Of his past of growing up in Montclair, NJ, and attending Montclair High School, you got the feeling that the composer never outran being a Jersey Boy. Far from it, he embraced it, lyrically, in a fashion that goes beyond even more working-class artists such as Springsteen, Valli or Bon Jovi. “One of the great things about putting New Jersey towns in your songs is that there are so many with hilarious names that are fun to sing,” Schlesinger is quoted as saying.
I could spout off at the top of my head all the gorgeous hit moments of comically cosmopolitan songs he created. Or even unexpected tracks such as the theme to Jimmy Kimmel’s “Crank Yankers” show on Comedy Central, or that same network’s “Christmas Special” with Stephen Colbert. Rolling Stone, however, offered a 20 essential songs link that, within its listing, slips in additional musical moments worth your time and energy. And trust me: this list could be quadrupled and it still wouldn’t be enough.

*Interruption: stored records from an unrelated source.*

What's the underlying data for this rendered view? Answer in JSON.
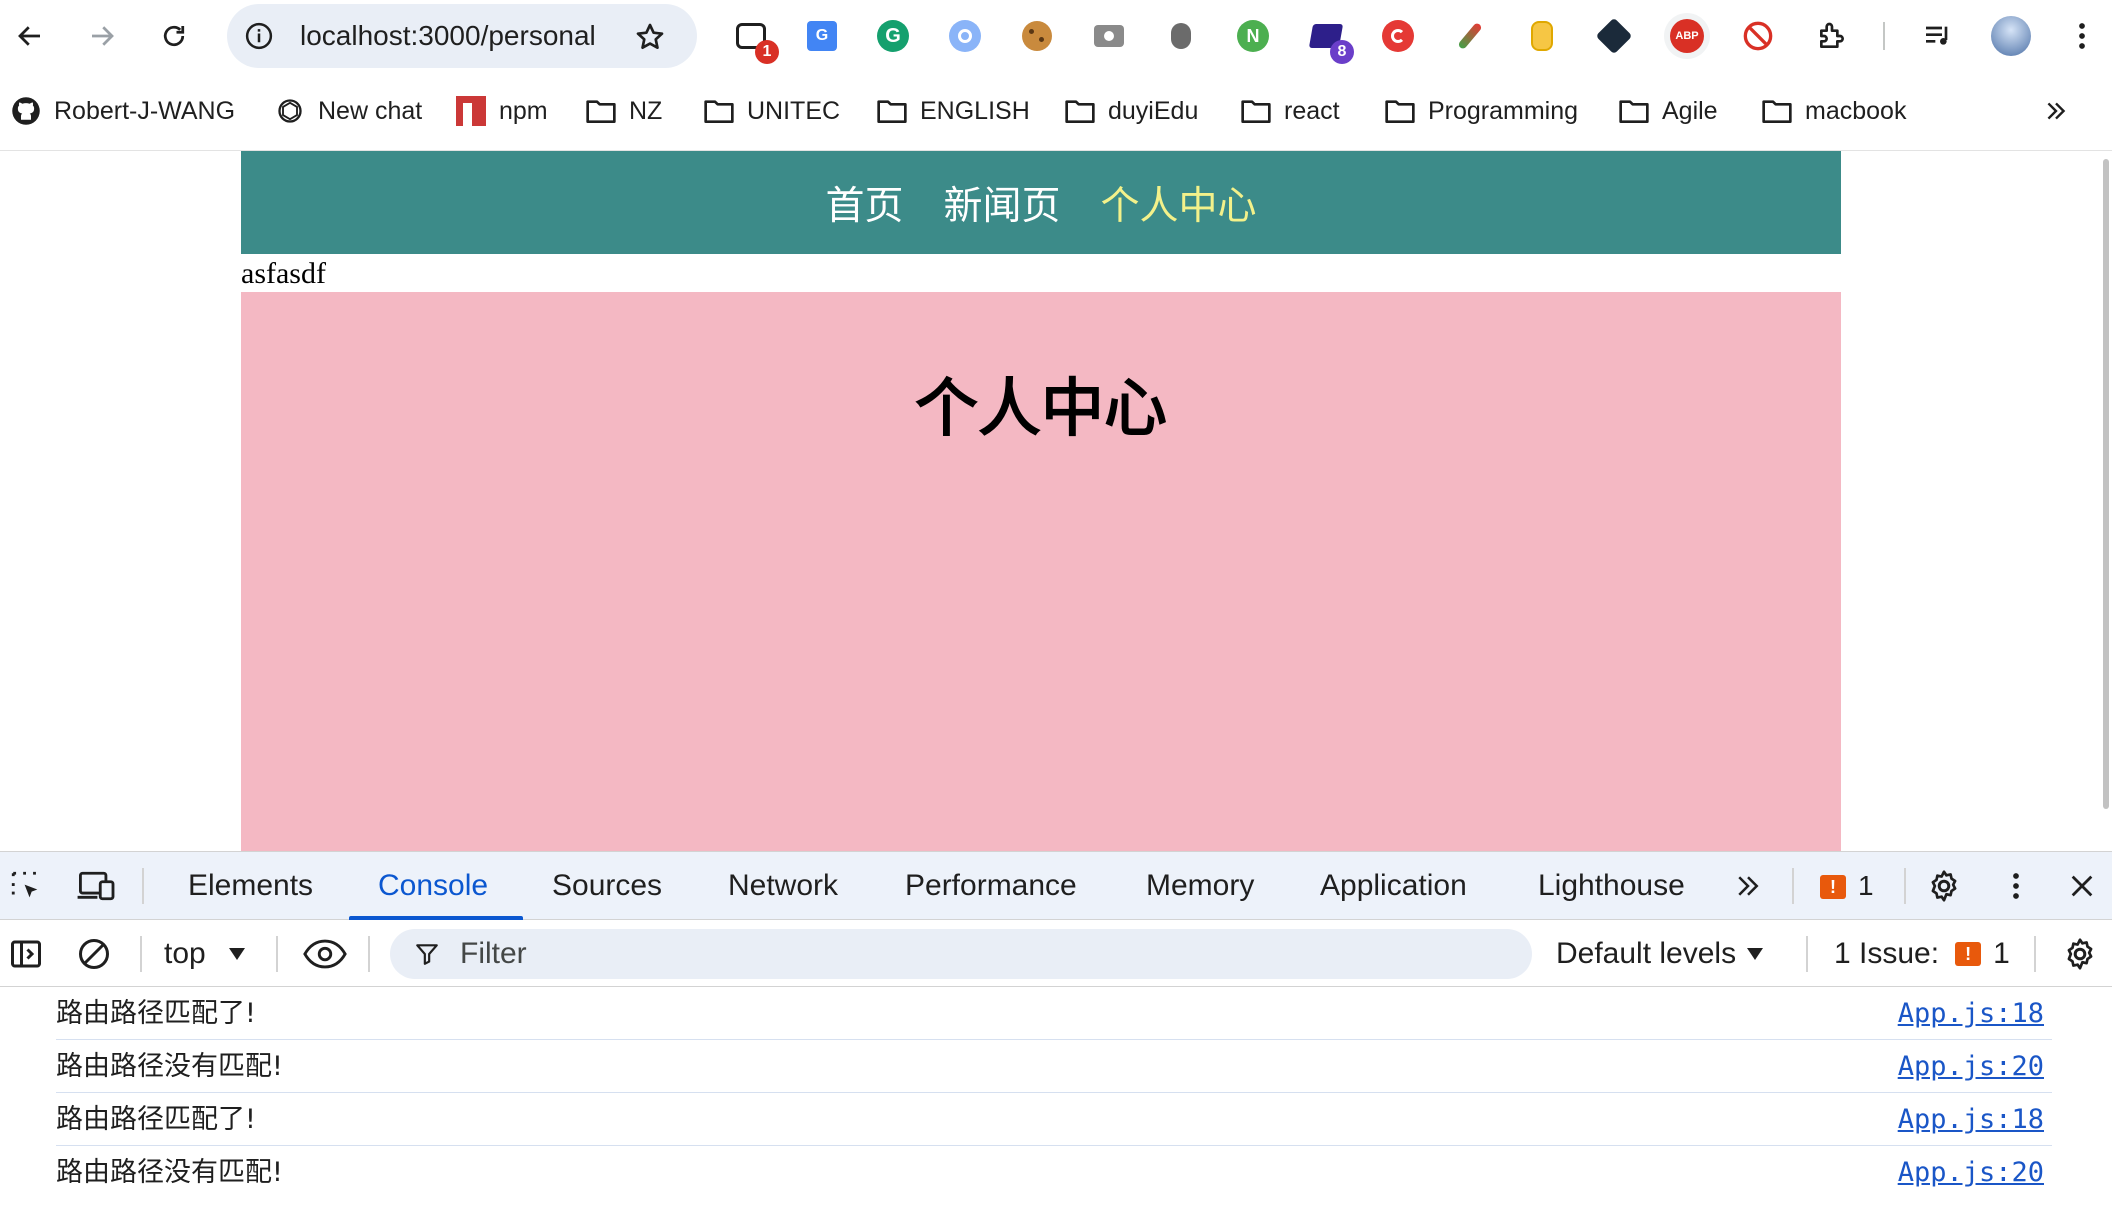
{
  "browser": {
    "url": "localhost:3000/personal",
    "extensions": [
      {
        "name": "chatgpt-extension",
        "badge": "1",
        "badge_color": "#d93025"
      },
      {
        "name": "google-translate-icon",
        "badge": ""
      },
      {
        "name": "grammarly-icon",
        "badge": ""
      },
      {
        "name": "search-extension-icon",
        "badge": ""
      },
      {
        "name": "cookie-icon",
        "badge": ""
      },
      {
        "name": "camera-icon",
        "badge": ""
      },
      {
        "name": "bug-icon",
        "badge": ""
      },
      {
        "name": "node-icon",
        "badge": ""
      },
      {
        "name": "extension-8-icon",
        "badge": "8",
        "badge_color": "#6a3ec9"
      },
      {
        "name": "sync-icon",
        "badge": ""
      },
      {
        "name": "feather-icon",
        "badge": ""
      },
      {
        "name": "mouse-icon",
        "badge": ""
      },
      {
        "name": "devtool-icon",
        "badge": ""
      },
      {
        "name": "adblock-icon",
        "label": "ABP"
      },
      {
        "name": "block-icon",
        "badge": ""
      }
    ]
  },
  "bookmarks": [
    {
      "label": "Robert-J-WANG",
      "icon": "github-icon"
    },
    {
      "label": "New chat",
      "icon": "openai-icon"
    },
    {
      "label": "npm",
      "icon": "npm-icon"
    },
    {
      "label": "NZ",
      "icon": "folder-icon"
    },
    {
      "label": "UNITEC",
      "icon": "folder-icon"
    },
    {
      "label": "ENGLISH",
      "icon": "folder-icon"
    },
    {
      "label": "duyiEdu",
      "icon": "folder-icon"
    },
    {
      "label": "react",
      "icon": "folder-icon"
    },
    {
      "label": "Programming",
      "icon": "folder-icon"
    },
    {
      "label": "Agile",
      "icon": "folder-icon"
    },
    {
      "label": "macbook",
      "icon": "folder-icon"
    }
  ],
  "page": {
    "nav": [
      {
        "label": "首页",
        "active": false
      },
      {
        "label": "新闻页",
        "active": false
      },
      {
        "label": "个人中心",
        "active": true
      }
    ],
    "stray_text": "asfasdf",
    "panel_title": "个人中心",
    "colors": {
      "nav_bg": "#3c8b89",
      "nav_active": "#f3f18a",
      "panel_bg": "#f4b8c3"
    }
  },
  "devtools": {
    "tabs": [
      "Elements",
      "Console",
      "Sources",
      "Network",
      "Performance",
      "Memory",
      "Application",
      "Lighthouse"
    ],
    "active_tab": "Console",
    "issues_badge": "1",
    "context": "top",
    "filter_placeholder": "Filter",
    "levels": "Default levels",
    "issues_label": "1 Issue:",
    "issues_count": "1",
    "logs": [
      {
        "message": "路由路径匹配了!",
        "source": "App.js:18"
      },
      {
        "message": "路由路径没有匹配!",
        "source": "App.js:20"
      },
      {
        "message": "路由路径匹配了!",
        "source": "App.js:18"
      },
      {
        "message": "路由路径没有匹配!",
        "source": "App.js:20"
      }
    ]
  }
}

Wallace Roney – who passed away from complications of the coronavirus at the age of 59 – was an odd incendiary character, a Philly-born jazz trumpeter with the hard-nosed skills of someone who trained at Settlement Music School (blame Sigmund Hering of the Philadelphia Orchestra for famously attentive schooling) and with the Philadelphia Brass.
The trumpeter came up on the New York City jazz club scene as a dark protégé of Miles Davis, and among the nu-lions of jazz’s 1980s with the likes of Wynton and Branford Marsalis. However, Roney made his own way, crafted his own stark individualism, and found his own shadowy compositional voice and torrid tone – whether it was his Muse label leader albums such as 1988’s “Intuition,” 1989’s “The Standard Bearer,” or, in praise to his patron-mentor with his Grammy-winning 1994 album, “A Tribute to Miles.”Tribute to Miles.”
I should also give a solemn shout out to Germantown’s Sun Ra family who just lost one of its longtime members to the offshoots of Jupiter. Baritone saxophonist, flutist, ensemble manager (to say nothing of Heiskell Street Pharoah’s Den grocery owner) Danny Ray Thompson passed away at the age of 73 – not from COVID-19, but naturally and peacefully. He was a beloved Arkestra member since 1967, started recording with Ra & Co. on 1969’s “Atlantis,” and will rest now with Ra where space is the place.